We are exploring this hypothesis through a variety of studies:
- Characterization of the obese microbiome from a large number of individuals. We are working with Dr. Alex Khoruts and the Microbiota Therapeutics Program to enroll volunteers and characterize the myriad assemblages associated with the obese phenotype.
- Secondary analyses from cohort studies and crowd-funded databases. We are proposing to perform secondary analyses using available data from previous studies to increase our sample size and account for differences due to geography, race and ethnicity, sex, etc.
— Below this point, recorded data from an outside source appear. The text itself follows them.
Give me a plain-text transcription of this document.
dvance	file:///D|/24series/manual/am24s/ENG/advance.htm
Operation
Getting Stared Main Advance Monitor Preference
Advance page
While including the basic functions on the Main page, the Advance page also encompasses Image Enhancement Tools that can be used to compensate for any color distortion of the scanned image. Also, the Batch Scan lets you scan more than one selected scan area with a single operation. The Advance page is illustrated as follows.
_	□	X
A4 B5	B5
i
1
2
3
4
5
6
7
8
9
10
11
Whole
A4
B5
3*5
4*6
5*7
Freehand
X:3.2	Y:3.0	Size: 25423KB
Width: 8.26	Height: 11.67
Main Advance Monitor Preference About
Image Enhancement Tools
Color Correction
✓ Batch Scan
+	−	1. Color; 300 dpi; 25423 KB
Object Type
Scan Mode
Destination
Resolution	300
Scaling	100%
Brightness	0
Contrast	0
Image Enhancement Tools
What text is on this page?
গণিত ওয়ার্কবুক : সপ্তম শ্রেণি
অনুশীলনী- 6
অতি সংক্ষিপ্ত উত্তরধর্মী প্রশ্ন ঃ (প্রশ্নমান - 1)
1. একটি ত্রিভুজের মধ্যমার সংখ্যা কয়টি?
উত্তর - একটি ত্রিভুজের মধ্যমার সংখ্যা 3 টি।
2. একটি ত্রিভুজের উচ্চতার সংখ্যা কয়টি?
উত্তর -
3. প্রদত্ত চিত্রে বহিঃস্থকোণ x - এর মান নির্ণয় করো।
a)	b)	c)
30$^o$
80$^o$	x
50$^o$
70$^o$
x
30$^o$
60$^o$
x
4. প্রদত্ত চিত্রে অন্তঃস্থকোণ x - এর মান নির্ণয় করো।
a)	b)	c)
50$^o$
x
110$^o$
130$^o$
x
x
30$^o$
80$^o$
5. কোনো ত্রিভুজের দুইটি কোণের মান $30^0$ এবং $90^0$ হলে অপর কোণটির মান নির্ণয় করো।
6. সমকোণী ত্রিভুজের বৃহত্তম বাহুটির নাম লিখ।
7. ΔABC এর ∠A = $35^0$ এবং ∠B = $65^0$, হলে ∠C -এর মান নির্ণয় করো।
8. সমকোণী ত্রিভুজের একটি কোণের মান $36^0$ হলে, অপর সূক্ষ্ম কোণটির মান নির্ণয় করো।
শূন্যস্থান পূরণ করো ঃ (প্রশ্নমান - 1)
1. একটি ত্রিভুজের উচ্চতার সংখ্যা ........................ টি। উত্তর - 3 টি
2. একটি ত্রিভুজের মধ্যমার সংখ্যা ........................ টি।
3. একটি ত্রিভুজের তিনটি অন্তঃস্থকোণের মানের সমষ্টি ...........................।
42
- Humanized mouse models for obesity. We are humanizing mice with gut microbiota from obese and lean donors to demonstrate the role of the microbiota in driving phenotype and investigating the mechanisms by which this occurs.
- Pediatric obesity. We are partnering with investigators from the Center for Pediatric Obesity Medicine to characterize the gut microbiota in children suffering from obesity to identify microbiota-based targets for intervention.